Having discussed our options, including a safer alternate taking us down a low-angle snowfield on the north side of Flattop, we opted to ski the couloir. I went first, kicking off considerable sluff with each turn. Traversing into the first safe zone, I kicked off a point release wet slab, nearly 3 feet wide, breaking down through the 6-9 inches of wet surface snow. I was out of sight of my partners, but quickly my head started spinning. This was a HUGE red flag. Not even a quarter of the way through the couloir, with the steep narrow choke still below us and I was having doubts. I could yell up, get my partners to hold off, and climb back out. It wasn’t too late, not yet. I opted to wait for them to reach me.
Once they were both down with me, I learned another group had shown up behind us. The rationale of waiting had backfired. Now ascending the couloir was even less likely. Blindly trying to yell up to another group to hold off while we climbed out seemed less safe than continuing down. We reiterated the importance of managing the wet snow and took off one at a time through the crux of the route.
Dragon tail has two possible upper routes: the left (standard) fork we descended, and a right more technical line. They join right where we’d stopped to regroup for a second time. This was where things really went downhill. We heard it coming. A slide roared down the right fork, a band of rocks shielding us from the stream of wet snow. We watched as it ran down the gut of the couloir below us. Was that the other group? Were they trying to ski the right fork? If so, we should wait for them to reach us, rather than risk them sending more snow on top of us.

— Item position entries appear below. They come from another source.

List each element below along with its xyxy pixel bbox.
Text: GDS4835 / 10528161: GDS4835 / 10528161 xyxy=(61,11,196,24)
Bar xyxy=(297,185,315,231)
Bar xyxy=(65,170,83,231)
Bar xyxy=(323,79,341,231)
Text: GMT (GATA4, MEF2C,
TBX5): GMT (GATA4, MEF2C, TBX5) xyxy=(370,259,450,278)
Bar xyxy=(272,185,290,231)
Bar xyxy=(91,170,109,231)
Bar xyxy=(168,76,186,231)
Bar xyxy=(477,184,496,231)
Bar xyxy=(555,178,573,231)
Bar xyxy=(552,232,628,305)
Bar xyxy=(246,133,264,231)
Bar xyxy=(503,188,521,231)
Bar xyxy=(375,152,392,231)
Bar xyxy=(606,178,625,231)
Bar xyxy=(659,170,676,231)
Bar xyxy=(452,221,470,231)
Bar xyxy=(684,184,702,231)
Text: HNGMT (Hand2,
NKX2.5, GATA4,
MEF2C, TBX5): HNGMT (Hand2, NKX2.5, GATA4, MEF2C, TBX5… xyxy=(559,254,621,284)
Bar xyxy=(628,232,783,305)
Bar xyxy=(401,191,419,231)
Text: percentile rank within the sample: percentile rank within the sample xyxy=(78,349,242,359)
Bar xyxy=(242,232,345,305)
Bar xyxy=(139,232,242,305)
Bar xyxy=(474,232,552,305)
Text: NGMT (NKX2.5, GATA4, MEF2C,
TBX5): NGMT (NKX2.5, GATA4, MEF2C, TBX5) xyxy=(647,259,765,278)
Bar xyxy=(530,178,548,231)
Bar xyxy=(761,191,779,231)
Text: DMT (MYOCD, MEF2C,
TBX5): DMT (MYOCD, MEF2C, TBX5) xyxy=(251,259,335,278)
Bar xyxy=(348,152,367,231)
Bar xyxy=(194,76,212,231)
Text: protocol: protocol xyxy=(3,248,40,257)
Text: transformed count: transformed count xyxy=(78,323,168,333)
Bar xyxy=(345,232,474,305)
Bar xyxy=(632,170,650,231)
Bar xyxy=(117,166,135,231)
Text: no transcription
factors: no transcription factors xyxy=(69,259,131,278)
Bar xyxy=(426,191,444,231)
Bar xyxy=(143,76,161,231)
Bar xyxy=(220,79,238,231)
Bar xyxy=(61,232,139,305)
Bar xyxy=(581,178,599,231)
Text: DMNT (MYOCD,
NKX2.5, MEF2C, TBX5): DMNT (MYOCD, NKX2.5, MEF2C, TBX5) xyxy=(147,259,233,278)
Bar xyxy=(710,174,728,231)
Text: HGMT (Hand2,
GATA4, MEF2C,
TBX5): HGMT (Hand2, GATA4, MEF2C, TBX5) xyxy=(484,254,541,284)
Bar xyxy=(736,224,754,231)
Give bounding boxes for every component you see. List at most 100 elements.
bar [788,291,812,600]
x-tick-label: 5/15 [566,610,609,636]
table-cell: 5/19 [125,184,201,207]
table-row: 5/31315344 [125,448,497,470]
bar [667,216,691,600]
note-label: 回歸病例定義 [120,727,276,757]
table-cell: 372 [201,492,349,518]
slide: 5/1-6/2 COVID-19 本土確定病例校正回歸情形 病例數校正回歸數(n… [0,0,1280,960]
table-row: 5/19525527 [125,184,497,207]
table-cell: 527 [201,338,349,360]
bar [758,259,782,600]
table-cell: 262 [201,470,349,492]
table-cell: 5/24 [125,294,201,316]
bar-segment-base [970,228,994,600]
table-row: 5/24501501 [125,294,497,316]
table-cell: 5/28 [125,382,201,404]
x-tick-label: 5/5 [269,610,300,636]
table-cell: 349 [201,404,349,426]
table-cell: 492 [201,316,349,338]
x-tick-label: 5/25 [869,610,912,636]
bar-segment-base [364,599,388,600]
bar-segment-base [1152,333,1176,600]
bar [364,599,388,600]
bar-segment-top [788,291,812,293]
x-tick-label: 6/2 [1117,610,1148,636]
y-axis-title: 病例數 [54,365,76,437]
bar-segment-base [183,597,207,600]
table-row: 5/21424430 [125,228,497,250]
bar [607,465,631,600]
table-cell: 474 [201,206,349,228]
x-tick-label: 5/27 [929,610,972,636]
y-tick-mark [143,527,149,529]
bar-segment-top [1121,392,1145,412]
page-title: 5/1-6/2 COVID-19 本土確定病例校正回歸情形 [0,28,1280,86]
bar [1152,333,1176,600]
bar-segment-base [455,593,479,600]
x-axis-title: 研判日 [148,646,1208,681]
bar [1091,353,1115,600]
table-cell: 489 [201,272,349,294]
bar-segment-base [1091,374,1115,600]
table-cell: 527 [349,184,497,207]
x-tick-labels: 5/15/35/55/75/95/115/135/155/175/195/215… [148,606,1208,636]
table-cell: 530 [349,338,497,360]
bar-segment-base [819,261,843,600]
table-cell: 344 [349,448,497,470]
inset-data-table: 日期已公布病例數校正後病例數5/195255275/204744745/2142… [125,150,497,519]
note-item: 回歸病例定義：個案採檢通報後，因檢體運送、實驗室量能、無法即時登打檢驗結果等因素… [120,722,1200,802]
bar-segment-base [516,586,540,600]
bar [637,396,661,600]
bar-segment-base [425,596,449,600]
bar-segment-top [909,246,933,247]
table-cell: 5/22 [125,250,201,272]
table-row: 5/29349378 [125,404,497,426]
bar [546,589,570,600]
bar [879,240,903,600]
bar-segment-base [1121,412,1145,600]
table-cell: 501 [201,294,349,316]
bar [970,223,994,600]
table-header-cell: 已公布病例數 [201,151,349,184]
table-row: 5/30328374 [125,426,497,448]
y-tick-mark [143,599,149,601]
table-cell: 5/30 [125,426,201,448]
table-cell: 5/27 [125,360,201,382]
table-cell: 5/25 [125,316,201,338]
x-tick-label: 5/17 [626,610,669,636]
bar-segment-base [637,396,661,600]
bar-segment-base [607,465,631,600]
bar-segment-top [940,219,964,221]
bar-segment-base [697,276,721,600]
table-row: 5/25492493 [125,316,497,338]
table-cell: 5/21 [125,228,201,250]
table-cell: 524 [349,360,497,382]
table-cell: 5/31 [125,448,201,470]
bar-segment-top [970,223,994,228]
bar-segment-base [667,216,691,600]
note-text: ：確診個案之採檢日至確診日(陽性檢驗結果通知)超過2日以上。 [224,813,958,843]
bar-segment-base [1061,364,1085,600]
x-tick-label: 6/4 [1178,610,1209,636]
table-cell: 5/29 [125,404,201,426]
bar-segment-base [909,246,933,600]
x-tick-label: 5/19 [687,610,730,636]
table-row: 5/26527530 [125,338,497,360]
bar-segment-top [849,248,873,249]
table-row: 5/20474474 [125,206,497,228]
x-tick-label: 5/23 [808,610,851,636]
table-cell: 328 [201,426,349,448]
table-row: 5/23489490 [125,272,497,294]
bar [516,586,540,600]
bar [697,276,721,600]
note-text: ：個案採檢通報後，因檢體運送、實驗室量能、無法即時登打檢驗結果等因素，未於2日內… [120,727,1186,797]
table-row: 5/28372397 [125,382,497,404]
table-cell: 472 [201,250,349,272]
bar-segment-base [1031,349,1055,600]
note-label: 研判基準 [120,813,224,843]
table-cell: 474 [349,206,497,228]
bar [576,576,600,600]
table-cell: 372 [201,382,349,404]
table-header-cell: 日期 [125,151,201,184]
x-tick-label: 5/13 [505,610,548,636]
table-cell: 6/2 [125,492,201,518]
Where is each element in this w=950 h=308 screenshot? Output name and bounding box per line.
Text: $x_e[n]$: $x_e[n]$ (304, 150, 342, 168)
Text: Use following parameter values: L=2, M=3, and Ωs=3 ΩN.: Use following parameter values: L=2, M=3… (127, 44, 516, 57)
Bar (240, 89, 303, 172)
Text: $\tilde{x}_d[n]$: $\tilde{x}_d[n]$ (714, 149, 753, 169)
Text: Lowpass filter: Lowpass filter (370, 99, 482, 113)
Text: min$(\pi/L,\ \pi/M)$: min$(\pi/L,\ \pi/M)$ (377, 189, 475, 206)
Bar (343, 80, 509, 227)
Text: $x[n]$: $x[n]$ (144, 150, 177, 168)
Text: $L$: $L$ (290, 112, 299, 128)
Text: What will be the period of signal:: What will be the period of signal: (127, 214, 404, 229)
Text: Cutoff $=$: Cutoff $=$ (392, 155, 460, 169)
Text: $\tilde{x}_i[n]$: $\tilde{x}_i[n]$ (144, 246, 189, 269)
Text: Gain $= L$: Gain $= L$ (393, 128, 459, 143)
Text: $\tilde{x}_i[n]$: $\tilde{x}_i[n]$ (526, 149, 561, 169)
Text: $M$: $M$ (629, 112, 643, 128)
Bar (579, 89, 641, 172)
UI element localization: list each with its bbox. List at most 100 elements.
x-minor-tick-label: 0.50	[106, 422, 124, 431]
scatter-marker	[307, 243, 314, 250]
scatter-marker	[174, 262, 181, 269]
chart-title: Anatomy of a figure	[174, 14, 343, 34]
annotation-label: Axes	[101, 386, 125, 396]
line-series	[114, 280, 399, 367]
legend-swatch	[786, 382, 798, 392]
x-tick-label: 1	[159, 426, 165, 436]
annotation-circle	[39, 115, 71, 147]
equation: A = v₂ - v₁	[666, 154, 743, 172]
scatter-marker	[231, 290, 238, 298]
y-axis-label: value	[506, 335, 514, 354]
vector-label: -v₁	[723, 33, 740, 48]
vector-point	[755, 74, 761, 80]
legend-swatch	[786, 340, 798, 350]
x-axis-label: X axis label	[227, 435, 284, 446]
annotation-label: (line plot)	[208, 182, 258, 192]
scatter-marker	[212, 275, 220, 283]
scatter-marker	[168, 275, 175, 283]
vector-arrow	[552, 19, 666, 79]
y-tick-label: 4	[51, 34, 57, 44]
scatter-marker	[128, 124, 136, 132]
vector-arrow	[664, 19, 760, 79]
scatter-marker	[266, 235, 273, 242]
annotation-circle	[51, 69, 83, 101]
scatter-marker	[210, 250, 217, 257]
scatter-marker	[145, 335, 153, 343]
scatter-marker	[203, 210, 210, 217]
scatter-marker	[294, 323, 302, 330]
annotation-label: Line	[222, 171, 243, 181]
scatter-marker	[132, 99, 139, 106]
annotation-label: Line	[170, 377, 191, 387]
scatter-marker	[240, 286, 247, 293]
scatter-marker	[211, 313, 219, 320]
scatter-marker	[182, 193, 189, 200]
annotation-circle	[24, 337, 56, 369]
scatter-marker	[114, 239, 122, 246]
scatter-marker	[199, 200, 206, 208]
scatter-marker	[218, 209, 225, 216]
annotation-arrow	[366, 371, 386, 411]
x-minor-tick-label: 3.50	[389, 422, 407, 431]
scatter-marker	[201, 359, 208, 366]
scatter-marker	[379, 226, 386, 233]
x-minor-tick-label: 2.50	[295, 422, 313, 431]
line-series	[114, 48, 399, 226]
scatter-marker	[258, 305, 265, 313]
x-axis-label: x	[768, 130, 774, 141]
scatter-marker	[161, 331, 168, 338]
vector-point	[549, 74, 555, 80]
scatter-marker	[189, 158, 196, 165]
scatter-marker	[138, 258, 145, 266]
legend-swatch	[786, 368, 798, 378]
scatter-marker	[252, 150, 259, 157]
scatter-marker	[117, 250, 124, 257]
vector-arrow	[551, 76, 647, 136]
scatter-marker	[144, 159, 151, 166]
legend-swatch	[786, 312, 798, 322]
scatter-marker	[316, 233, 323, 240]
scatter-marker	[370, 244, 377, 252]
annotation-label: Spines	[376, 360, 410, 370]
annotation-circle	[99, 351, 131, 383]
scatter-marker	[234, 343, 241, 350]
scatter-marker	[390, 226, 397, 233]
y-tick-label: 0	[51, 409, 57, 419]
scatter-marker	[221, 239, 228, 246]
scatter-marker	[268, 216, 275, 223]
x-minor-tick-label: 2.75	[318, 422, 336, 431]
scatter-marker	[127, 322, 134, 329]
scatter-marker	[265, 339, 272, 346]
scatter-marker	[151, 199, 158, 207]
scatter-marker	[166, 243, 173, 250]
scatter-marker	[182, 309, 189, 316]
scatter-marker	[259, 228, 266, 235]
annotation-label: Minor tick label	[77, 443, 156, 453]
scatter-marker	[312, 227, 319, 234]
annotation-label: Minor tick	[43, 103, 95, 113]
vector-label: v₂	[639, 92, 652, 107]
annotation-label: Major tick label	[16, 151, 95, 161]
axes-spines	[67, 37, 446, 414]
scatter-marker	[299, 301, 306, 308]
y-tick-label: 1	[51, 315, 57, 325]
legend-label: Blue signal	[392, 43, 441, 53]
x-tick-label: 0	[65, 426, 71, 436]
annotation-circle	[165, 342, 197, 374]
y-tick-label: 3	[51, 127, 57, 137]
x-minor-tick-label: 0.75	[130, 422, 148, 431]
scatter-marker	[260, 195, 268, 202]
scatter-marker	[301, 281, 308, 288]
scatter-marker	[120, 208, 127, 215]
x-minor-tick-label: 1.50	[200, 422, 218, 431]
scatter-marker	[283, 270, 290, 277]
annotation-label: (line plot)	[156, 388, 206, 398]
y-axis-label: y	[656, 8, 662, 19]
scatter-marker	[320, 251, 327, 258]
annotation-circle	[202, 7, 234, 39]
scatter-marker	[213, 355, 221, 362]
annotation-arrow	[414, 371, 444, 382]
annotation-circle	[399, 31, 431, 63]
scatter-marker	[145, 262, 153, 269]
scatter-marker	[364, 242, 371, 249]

Just a minute or two later we heard a loud crack and the rumbling of snow coming from the west wall. A large stream of snow comes cascading off the cliffs descending like a waterfall into the couloir maybe 200 feet below us.
It dawned on us that this was all natural activity – the mountains were warming up, shedding rock and snow in the process. We were in the worst place imaginable. The only thing to do was to get out. Riding through our own sluff, dropped in one at a time, skiing the lower half of the couloir in one shot.
Thankfully no more snow came down while we were in the couloir, though as my partners were descending, I watched as another slide ran down Dragons Tail – an adjacent line to the one we were skiing.
Once we were all out, we stopped to reflect on what we’d done. Sure, it was fun and was definitely exciting, but we all agreed that we had made a bad decision. We were lucky that none of the slides had come down on top of us, otherwise it would have been a much different situation.
So, I felt like it was time to take a step back and reflect. We are all arguably safe skiers. We have a good foundation of knowledge in avalanche terrain and were communicating effectively. But it had also been a full year of building risk and trust. We were so confident in our decision making that we were ignoring objective hazards, putting ourselves into an unnecessarily risky situation that could’ve been easily avoided. I am taking things down a step and reminding myself that I don’t know as much as I think I do.